New professor takes on Medieval Studies, compares UConn to Duke
Published: Monday, October 22, 2012
Updated: Monday, October 22, 2012 23:10
There’s a new expert in town, and she’s ready to pull her students into the Middle Ages.
Fiona Somerset, a well-known teacher from Duke University, joined the UConn staff this semester.
“I think the students are more friendly and outgoing,” she said, “and interesting.”
Which isn’t to say she didn’t have great students at Duke as well: they were just a different sort of student.
“On this campus, if you have anything that you’re carrying or that you’re doing, everyone wants to jump in and help. Grad students, undergrads, professors… people want to help,” she said.
She said she is enthralled by what she calls the “culture” of UConn and the difference between the people here versus at Duke.
“I would say that a really interesting difference in campus culture is that when, say, I’m carrying heavy things around here, people offer to help me out and open doors for me,” she said. “And they never did that at Duke.”
She said that moving in has been busy and that she’s excited to be in such a wonderful environment as UConn has been for her so far.
“I really like the campus community. There’s more of a sense of that community,” she added. “There’s more of a participation and there’s more of a sort of cooperation.”

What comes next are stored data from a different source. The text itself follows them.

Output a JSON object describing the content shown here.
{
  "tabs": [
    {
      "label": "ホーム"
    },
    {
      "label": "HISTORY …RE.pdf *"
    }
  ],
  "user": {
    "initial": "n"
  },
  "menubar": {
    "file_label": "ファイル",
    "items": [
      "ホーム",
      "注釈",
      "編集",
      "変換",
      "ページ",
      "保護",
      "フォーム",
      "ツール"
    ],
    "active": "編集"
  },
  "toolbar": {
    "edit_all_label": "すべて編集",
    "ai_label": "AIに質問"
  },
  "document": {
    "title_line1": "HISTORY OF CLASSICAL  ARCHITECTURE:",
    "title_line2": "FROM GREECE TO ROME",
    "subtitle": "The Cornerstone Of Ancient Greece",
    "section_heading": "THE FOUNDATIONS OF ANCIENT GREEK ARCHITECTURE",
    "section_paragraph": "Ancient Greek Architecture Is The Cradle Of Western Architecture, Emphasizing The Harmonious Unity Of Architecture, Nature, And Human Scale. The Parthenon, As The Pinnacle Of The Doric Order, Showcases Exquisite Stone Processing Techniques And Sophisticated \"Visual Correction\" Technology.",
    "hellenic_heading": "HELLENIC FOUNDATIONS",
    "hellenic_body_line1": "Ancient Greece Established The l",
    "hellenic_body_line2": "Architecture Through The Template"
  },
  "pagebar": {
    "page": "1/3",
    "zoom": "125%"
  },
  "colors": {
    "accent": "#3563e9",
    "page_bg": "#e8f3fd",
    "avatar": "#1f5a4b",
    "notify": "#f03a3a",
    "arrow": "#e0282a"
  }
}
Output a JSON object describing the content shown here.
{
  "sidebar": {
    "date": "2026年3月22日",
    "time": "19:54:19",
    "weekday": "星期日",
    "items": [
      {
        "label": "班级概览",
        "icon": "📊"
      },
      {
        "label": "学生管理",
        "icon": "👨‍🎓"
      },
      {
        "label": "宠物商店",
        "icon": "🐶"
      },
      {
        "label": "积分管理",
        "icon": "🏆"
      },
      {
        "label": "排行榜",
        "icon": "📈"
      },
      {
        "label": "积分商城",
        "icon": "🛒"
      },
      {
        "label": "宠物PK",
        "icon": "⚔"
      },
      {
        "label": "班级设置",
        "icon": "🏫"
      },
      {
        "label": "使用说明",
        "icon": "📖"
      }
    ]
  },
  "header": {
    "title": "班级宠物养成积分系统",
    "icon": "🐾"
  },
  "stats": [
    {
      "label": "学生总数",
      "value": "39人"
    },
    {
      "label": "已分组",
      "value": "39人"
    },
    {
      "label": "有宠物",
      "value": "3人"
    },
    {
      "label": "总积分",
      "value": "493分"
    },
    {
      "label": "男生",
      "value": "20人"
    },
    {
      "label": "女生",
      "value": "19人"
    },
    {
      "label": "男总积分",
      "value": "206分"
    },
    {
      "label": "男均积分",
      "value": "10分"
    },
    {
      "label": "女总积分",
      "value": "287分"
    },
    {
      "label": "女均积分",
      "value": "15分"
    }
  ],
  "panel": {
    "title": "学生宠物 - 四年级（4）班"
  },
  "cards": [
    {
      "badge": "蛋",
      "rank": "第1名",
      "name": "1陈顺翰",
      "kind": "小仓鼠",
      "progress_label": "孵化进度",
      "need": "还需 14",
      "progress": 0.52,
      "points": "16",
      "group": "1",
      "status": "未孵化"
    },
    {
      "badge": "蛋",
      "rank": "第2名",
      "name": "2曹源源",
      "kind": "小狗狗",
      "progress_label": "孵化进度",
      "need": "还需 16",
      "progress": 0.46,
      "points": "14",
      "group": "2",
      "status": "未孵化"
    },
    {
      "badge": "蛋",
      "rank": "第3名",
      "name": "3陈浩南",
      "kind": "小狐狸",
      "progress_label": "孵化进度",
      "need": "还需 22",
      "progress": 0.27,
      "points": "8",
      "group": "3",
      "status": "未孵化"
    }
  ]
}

That participation will prove crucial to her classes, in which she seeks to involve students more than they might be used to.
“If they’re English majors, they’re already used to using history to ask questions about things they think they know,” she said.

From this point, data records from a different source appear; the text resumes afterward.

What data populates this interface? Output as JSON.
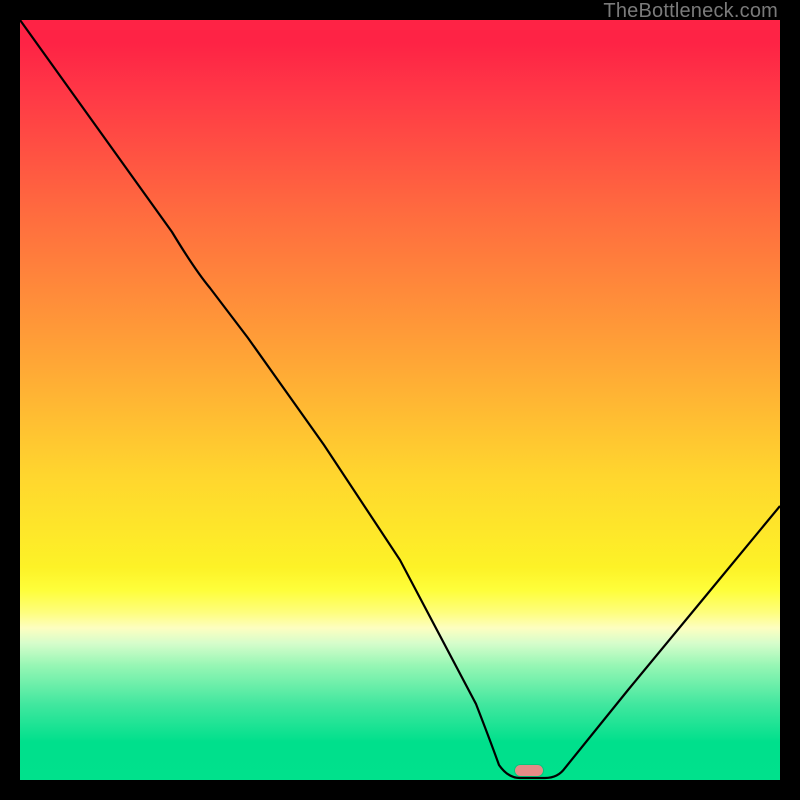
{
  "watermark": "TheBottleneck.com",
  "marker": {
    "color": "#e58b87",
    "x_frac": 0.67,
    "y_frac": 0.988
  },
  "chart_data": {
    "type": "line",
    "title": "",
    "xlabel": "",
    "ylabel": "",
    "xlim": [
      0,
      1
    ],
    "ylim": [
      0,
      1
    ],
    "series": [
      {
        "name": "bottleneck-curve",
        "x": [
          0.0,
          0.1,
          0.2,
          0.25,
          0.3,
          0.4,
          0.5,
          0.6,
          0.63,
          0.67,
          0.71,
          0.8,
          0.9,
          1.0
        ],
        "y": [
          1.0,
          0.86,
          0.72,
          0.66,
          0.59,
          0.44,
          0.29,
          0.1,
          0.02,
          0.01,
          0.02,
          0.12,
          0.24,
          0.36
        ]
      }
    ],
    "annotations": [
      {
        "type": "marker",
        "x": 0.67,
        "y": 0.01,
        "label": "optimal-point"
      }
    ],
    "background_gradient": [
      {
        "stop": 0.0,
        "color": "#fe2345"
      },
      {
        "stop": 0.45,
        "color": "#ffa636"
      },
      {
        "stop": 0.72,
        "color": "#fdf227"
      },
      {
        "stop": 1.0,
        "color": "#00e18c"
      }
    ]
  }
}
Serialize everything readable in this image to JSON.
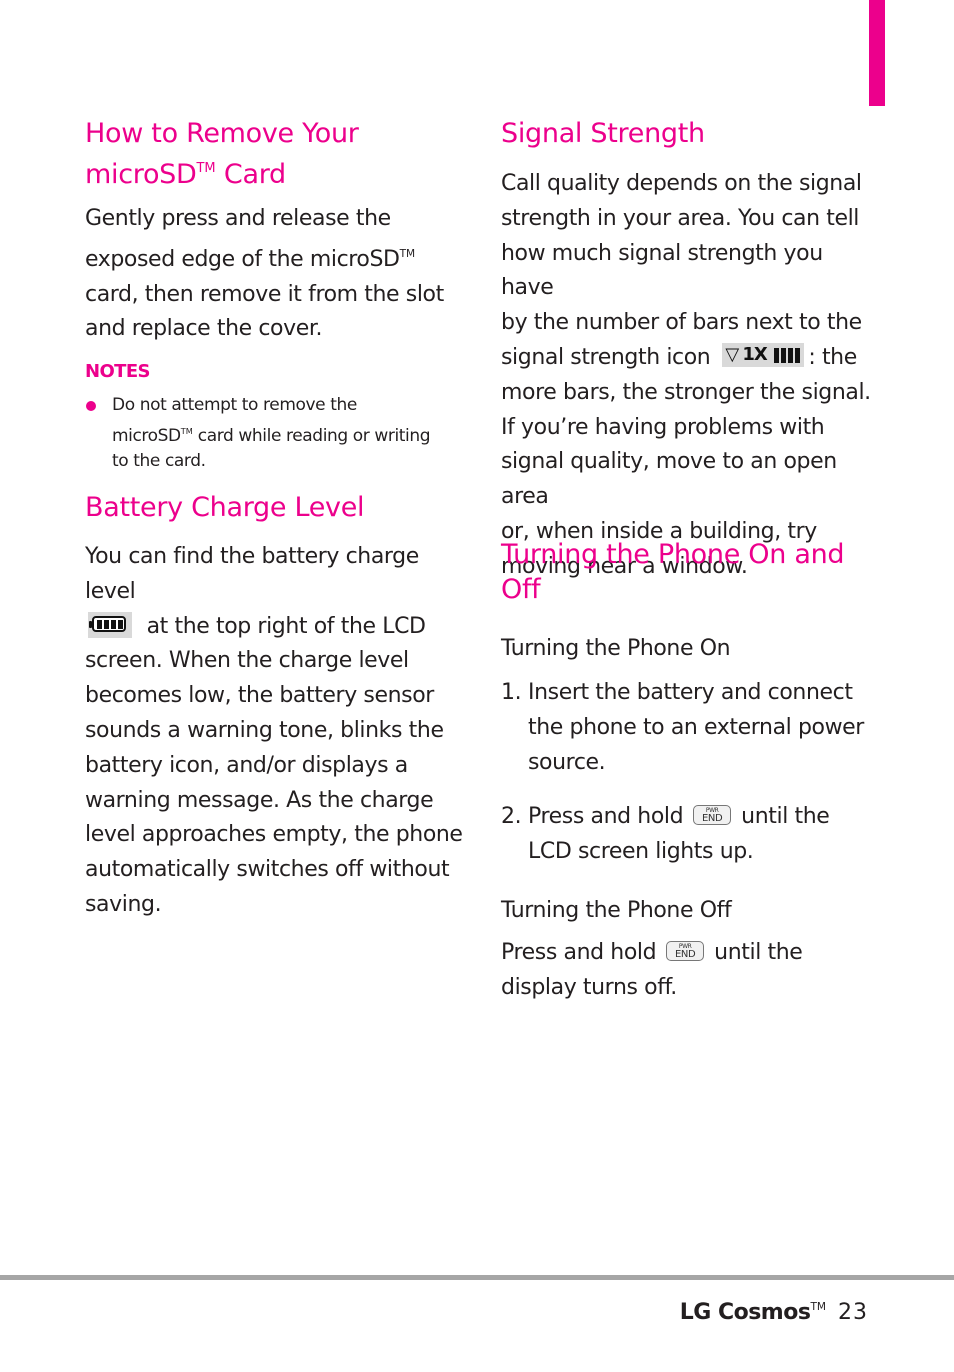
{
  "colors": {
    "accent": "#ec008c",
    "text": "#231f20",
    "rule": "#a6a6a6"
  },
  "left_column": {
    "remove_card": {
      "title_line1": "How to Remove Your",
      "title_line2_prefix": "microSD",
      "title_line2_tm": "TM",
      "title_line2_suffix": " Card",
      "body": [
        {
          "text": "Gently press and release the"
        },
        {
          "text": "exposed edge of the microSD",
          "tm": "TM"
        },
        {
          "text": "card, then remove it from the slot"
        },
        {
          "text": "and replace the cover."
        }
      ]
    },
    "notes": {
      "label": "NOTES",
      "items": [
        {
          "line1": "Do not attempt to remove the",
          "line2_prefix": "microSD",
          "line2_tm": "TM",
          "line2_suffix": " card while reading or writing",
          "line3": "to the card."
        }
      ]
    },
    "battery": {
      "title": "Battery Charge Level",
      "icon": "battery-full-icon",
      "battery_bars": 4,
      "line1": "You can find the battery charge level",
      "line2_after_icon": " at the top right of the LCD",
      "lines": [
        "screen. When the charge level",
        "becomes low, the battery sensor",
        "sounds a warning tone, blinks the",
        "battery icon, and/or displays a",
        "warning message. As the charge",
        "level approaches empty, the phone",
        "automatically switches off without",
        "saving."
      ]
    }
  },
  "right_column": {
    "signal": {
      "title": "Signal Strength",
      "lines_before_icon": [
        "Call quality depends on the signal",
        "strength in your area. You can tell",
        "how much signal strength you have",
        "by the number of bars next to the"
      ],
      "icon_line_prefix": "signal strength icon",
      "icon": "signal-strength-icon",
      "icon_label": "1X",
      "signal_bars": 4,
      "icon_line_suffix": ": the",
      "lines_after_icon": [
        "more bars, the stronger the signal.",
        "If you’re having problems with",
        "signal quality, move to an open area",
        "or, when inside a building, try",
        "moving near a window."
      ]
    },
    "power": {
      "title_line1": "Turning the Phone On and",
      "title_line2": "Off",
      "on": {
        "subtitle": "Turning the Phone On",
        "steps": [
          {
            "num": "1.",
            "lines": [
              "Insert the battery and connect",
              "the phone to an external power",
              "source."
            ]
          },
          {
            "num": "2.",
            "prefix": "Press and hold",
            "suffix": "until the",
            "line2": "LCD screen lights up."
          }
        ]
      },
      "off": {
        "subtitle": "Turning the Phone Off",
        "prefix": "Press and hold",
        "suffix": "until the",
        "line2": "display turns off."
      },
      "key": {
        "icon": "pwr-end-key-icon",
        "top_label": "PWR",
        "main_label": "END"
      }
    }
  },
  "footer": {
    "brand": "LG Cosmos",
    "tm": "TM",
    "page_number": "23"
  }
}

But, she said, she’s had many non-English majors before as well, such as engineering majors, and knows that teaching Chaucer and other works to people not very familiar with his work is tricky.
“The first move that any eighteen or twenty year old should make when they get told to believe something is true in the world is to say ‘Really?’ and check it out,” she said. “I try to teach that kind of skeptical curiosity and that wish to question what you’re being told as a way of life.”
Nothing is to be gotten from letting others pull the wool over yours eyes, she also said, so she wants to encourage her students to think for themselves and learn to question everything around them. She wants them to decide what to believe because, as she phrased it, that is the “basis of what you learn.”
In her classes, she wants to teach students to look closer at texts and ask questions that challenge what they already know, the way she does when pondering over a historical work of fiction.
“One way that I ask questions is by studying the past. But I think that there are lots of ways, from me and from other professors, to learn this inquiring attitude. To be always asking,” she said.